A produção de carne bovina é tida como umas das grandes propulsoras do aquecimento global causado pelos seres humanos. Levando isso em conta, grandes redes de supermercados na Alemanha chegaram a retirar a carne brasileira das prateleiras durante o governo do ex-presidente Jair Bolsonaro por causa do avanço do desmatamento para abrir espaço para a pecuária.

“Como um comerciante internacional com redes globais de fornecimento, queremos assumir nossa parcela de responsabilidade para agir contra a destruição de florestas ameaçadas”, comunicou a rede de supermercados alemã Aldi, há cerca de dois anos.

Mas, enquanto os compradores na Alemanha se afastavam, no cenário internacional o Brasil obtinha resultados notáveis. O jornal Valor Econômico noticiou na última semana que as exportações brasileiras de carne bovina devem superar, em 2023, 3 milhões de toneladas equivalentes de carcaça. A projeção se baseia em informações do Departamento de Agricultura dos Estados Unidos (USDA).

Se essa projeção se confirmar, significaria um volume 4% acima do de 2022 e que corresponderia a quase 25% das exportações globais de carne bovina.

Continuidade sob Lula

O novo governo brasileiro, do presidente Luiz Inácio Lula da Silva, deu continuidade à política para produção de carne bovina do governo Bolsonaro.

“O Brasil mostra a potência e a grandiosidade da sua pecuária, e a expansão de mercados está se tornando uma grande oportunidade para a retomada do crescimento dessa atividade econômica”, celebrou o ministro da Agricultura, Carlos Fávaro, depois de bem-sucedidas negociações com o México.

A carne brasileira é bem-vinda no país da América do Norte e, depois de uma breve interrupção causada por um caso de vaca louca, também na China e em grandes partes do mundo árabe.

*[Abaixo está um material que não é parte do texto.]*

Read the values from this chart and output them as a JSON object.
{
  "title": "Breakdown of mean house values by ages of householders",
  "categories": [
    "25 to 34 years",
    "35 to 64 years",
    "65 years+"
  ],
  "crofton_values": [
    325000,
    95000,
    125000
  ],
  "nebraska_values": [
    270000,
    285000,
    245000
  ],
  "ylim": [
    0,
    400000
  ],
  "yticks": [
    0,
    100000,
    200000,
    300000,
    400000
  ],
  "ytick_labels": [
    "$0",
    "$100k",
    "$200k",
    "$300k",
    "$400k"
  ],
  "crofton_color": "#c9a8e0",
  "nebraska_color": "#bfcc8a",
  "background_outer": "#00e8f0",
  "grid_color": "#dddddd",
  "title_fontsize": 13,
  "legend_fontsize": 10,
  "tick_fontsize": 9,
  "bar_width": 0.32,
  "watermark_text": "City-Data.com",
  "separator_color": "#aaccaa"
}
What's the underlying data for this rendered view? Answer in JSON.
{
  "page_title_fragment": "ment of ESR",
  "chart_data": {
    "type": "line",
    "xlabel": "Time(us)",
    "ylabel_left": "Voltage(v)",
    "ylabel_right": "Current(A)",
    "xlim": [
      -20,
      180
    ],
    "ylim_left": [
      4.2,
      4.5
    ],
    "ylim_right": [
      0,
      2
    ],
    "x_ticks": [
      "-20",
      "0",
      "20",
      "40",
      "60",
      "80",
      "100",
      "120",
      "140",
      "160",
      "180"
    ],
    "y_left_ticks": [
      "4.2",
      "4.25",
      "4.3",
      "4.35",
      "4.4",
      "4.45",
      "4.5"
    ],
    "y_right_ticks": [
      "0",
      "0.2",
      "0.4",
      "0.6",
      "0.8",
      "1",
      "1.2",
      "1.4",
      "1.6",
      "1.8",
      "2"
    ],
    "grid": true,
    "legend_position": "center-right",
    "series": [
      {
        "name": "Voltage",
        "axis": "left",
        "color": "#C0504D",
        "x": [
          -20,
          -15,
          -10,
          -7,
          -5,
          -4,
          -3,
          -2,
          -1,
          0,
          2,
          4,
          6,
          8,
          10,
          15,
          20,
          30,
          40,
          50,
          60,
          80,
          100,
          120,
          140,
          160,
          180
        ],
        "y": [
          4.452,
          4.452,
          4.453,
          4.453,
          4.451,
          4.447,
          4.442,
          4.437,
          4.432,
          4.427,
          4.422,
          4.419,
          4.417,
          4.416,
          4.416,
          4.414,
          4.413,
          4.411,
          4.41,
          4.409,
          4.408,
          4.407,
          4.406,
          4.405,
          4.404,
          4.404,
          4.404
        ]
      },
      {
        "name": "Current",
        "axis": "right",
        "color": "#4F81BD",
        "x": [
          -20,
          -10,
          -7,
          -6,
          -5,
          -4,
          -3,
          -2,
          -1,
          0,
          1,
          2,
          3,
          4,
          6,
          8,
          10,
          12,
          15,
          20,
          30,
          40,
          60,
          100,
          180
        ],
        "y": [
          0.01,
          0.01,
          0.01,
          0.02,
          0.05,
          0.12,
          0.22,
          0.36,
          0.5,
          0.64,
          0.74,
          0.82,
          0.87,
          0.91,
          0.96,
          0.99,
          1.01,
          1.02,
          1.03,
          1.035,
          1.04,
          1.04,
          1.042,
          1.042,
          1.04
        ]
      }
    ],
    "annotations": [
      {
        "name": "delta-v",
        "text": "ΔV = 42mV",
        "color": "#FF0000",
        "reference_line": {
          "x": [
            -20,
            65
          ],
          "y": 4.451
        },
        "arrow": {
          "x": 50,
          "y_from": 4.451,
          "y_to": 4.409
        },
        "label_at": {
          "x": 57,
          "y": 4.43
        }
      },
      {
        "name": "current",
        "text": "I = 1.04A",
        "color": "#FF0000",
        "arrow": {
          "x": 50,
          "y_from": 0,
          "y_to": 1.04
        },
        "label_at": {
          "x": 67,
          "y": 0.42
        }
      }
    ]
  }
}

Numa perspectiva puramente econômica, o governo Lula dá, portanto, continuidade à política de expansão das exportações nos últimos anos. Para organizações ambientalistas, essa estratégia de expansão é problemática.

“A situação atual causa preocupação e está muito distante da meta do governo de desmatamento zero e de seu amplo engajamento no âmbito das conferências do clima ou da biodiversidade da ONU”, comenta a especialista Cristiane Mazetti, do Greenpeace Brasil. “A área destinada à pecuária avança de forma contínua e segue sendo o principal fator de desmatamento na região Amazônica.”

Ela denuncia que empresas do setor de carne e comerciantes que haviam se comprometido a eliminar produtos ligados ao desmatamento de suas cadeias de fornecimento quebraram suas promessas e continuamente adiaram a meta de rastreabilidade completa da cadeia produtiva.

“Na prática, cadeias de fornecimento indiretas são mal controladas e frequentemente ligadas a desmatamento e desrespeito aos direitos humanos”, afirma Mazetti. Segundo ela, se for posto em prática, o acordo comercial entre a União Europeia e o Mercosul elevaria ainda mais a pressão sobre o meio ambiente.

Esperança de mudança

No seu plano de ação para prevenção e controle do desmatamento na região amazônica, o governo brasileiro menciona sua intenção de criar uma rastreabilidade, tanto direta como indireta, para a cadeia produtiva agropecuária. Mas, para Mazetti, ainda é muito cedo para avaliar se haverá resultados.

“Se for bem estruturado, transparente e de uso obrigatório, poderá ser um grande passo para combater de forma eficiente o desmatamento causado pela criação de gado”, afirma.

Um levantamento recente publicado pela Agência Pública mostrou como as exportações de produtos agrícolas brasileiros estão fortemente relacionadas ao desmatamento. O estudo afirma que a China foi o destino de boa parte da soja produzida em áreas recentemente desmatadas da Mata Atlântica.

Em 2021, o relatório Fleischatlas 2021 (“Atlas da carne 2021”) – produzido pela Fundação Heinrich-Böll, ligada ao Partido Verde alemão, pela organização ambientalista Bund e pela edição alemã do jornal francês Le Monde Diplomatique – também havia apontado que a demanda global por carne impulsiona o desmatamento no Brasil.

No entanto, estudos como esses não vêm afetando o sucesso do setor agropecuário brasileiro. O Índice de Produção Agroindustrial (Pimagro) calculado pelo Centro de Estudos em Agronegócios da Fundação Getulio Vargas (FGV Agro) subiu 1,3% em janeiro em relação ao mesmo mês do ano passado. Esse foi o maior crescimento do setor em um mês de janeiro em cinco anos.

Ao mesmo tempo, o desmatamento na Amazônia subiu 14% em março de 2023 em relação ao mesmo mês do ano anterior. O governo Lula culpou o governo Bolsonaro pela alta.